You may have heard that a new NIH-funded Randomized Controlled Trial was published recently. This one most definitely proves ivermectin doesn’t work for COVID-19—at least if the headlines are to be believed:
Naturally, since this Substack isn’t called “Let The Press Do Your Research,” we’re going to be diving deeper than the headlines. A lot deeper.
Quick Observations
Before we discuss the trial’s conclusions, the following context will help you:
The dosing is described as being approximately 0.4mg/kg, when in fact almost every patient was underdosed. This diagram is a visual representation of what is described in the protocol:
Very few patients were correctly dosed, with the vast majority being underdosed to some extent. If you weighed 68 or 116kg (149 or 256 lb), you’d be getting 76% of the nominal dose. If you weighed 51 or 131kg (112 or 288 lb), you’d be getting 67% of the nominal dose. And the further above 131kg your weight goes, the lower the effective dose you’re getting (even as your risk from COVID-19 climbs).
A few more details that I will expand on in a future installment:
The drugs were sent to the patients by mail, so that some patients took them 13 or 14 days after symptom onset.
The authors never saw the vast majority of the patients, and every step of the process was done remotely. The call this a “distributed” trial.

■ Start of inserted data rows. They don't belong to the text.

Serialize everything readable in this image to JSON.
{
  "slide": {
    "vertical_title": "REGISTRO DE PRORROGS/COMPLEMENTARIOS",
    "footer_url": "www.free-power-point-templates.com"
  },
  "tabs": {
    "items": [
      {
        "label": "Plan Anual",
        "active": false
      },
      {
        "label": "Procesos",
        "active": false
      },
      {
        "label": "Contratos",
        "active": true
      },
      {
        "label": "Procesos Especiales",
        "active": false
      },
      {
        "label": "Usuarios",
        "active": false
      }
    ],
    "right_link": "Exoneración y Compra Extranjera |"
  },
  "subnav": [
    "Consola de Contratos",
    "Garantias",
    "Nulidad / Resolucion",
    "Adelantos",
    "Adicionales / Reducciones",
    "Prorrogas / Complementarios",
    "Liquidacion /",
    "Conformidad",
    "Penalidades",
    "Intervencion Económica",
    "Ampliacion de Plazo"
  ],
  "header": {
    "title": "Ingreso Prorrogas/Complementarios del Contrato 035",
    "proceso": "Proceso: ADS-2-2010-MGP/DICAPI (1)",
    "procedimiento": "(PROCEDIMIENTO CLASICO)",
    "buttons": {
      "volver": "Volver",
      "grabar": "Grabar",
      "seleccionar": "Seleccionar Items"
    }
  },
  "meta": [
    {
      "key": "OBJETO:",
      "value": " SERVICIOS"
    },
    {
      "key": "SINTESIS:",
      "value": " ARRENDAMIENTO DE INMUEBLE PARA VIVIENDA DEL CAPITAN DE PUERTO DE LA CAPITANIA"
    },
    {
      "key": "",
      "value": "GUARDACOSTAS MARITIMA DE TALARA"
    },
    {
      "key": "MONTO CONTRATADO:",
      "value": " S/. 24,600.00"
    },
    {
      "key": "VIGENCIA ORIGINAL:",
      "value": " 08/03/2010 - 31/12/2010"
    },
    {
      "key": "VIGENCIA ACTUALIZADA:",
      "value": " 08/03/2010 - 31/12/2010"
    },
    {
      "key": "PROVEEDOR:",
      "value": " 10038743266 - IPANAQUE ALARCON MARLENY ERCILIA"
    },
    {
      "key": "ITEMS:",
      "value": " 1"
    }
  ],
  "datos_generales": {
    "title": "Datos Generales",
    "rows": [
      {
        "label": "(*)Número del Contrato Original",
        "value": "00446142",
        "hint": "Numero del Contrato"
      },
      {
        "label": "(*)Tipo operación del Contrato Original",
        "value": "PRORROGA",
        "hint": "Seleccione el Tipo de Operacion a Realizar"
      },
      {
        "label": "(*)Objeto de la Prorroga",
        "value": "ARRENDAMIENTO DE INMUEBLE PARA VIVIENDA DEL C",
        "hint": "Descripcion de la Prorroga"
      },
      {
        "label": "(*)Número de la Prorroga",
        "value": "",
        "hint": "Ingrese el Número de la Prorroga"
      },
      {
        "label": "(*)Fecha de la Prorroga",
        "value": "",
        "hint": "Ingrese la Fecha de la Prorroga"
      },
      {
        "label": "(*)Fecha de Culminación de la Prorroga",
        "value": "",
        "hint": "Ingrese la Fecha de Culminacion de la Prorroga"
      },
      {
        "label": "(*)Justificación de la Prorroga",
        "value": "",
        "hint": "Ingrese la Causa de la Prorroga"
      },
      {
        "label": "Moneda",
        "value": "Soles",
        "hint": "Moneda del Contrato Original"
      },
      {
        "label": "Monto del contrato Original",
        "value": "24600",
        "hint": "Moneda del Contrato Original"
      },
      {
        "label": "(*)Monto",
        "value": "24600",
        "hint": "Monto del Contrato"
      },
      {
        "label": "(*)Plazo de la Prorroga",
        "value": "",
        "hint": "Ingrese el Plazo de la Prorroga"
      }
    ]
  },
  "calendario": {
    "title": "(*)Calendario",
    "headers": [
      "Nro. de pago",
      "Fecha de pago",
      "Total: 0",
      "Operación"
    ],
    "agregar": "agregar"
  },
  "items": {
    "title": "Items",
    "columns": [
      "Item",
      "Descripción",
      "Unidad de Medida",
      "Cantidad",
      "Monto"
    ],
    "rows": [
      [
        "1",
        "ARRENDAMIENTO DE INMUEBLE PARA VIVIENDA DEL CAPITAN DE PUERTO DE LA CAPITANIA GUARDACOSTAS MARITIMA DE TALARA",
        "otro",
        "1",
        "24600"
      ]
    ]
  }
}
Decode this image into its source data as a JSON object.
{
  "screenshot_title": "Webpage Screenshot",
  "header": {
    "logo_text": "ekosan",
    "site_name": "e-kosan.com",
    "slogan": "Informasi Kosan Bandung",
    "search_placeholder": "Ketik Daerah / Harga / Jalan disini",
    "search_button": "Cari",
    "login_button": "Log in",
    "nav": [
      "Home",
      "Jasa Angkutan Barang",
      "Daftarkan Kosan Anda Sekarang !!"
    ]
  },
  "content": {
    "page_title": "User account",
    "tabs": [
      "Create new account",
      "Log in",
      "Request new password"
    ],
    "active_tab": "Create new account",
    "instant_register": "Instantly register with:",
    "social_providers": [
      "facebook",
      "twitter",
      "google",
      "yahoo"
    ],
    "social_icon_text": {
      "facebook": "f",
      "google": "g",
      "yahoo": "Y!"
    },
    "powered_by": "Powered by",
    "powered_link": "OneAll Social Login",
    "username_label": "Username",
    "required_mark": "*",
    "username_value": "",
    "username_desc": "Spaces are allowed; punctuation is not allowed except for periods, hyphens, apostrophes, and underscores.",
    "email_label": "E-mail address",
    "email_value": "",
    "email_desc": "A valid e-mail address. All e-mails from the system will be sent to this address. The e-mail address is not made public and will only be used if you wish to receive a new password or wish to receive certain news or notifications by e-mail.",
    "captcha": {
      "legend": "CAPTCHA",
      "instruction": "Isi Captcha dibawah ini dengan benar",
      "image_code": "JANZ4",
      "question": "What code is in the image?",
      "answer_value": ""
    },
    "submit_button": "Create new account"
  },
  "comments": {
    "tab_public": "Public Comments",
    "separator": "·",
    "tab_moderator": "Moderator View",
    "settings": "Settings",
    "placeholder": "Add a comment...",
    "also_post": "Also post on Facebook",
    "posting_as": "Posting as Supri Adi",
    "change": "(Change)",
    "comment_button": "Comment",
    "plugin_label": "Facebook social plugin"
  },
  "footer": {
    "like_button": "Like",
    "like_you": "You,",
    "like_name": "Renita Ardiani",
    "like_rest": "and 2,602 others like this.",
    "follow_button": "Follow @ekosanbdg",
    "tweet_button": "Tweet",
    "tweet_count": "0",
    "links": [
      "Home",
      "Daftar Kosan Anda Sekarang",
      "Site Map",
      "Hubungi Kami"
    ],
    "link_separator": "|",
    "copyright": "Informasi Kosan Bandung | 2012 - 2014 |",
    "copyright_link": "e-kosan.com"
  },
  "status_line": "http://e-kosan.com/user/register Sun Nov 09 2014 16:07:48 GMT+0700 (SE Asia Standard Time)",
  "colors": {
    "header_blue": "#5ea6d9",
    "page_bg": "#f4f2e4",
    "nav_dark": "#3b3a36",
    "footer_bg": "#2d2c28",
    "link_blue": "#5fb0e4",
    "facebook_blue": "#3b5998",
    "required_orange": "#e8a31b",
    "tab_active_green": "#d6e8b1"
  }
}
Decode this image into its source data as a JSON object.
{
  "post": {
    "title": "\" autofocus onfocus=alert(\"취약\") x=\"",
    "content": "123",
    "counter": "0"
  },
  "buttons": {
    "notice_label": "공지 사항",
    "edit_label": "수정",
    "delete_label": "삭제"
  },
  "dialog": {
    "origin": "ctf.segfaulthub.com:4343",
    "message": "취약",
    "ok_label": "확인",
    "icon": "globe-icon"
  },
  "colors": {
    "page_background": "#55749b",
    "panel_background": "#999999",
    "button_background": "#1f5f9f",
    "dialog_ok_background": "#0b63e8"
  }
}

There is no reporting of adherence in the trial, so we don’t even know how many of the patients took how many of the doses they were given.
There is no per-protocol analysis, so we don’t know how well the drug did in the patients who actually took all the doses.
And still, the results are actually strongly positive for ivermectin, if you strip back the bias.
So, What Did They Find?
Let’s start with the trial’s findings:
The authors write that there was “a posterior probability of benefit of .91.” This is another way to write that they found 91% probability that ivermectin is superior to taking placebo, in shortening time to recovery. Now, remember, this is in the USA. Worms can’t be the reason the authors got the result they did.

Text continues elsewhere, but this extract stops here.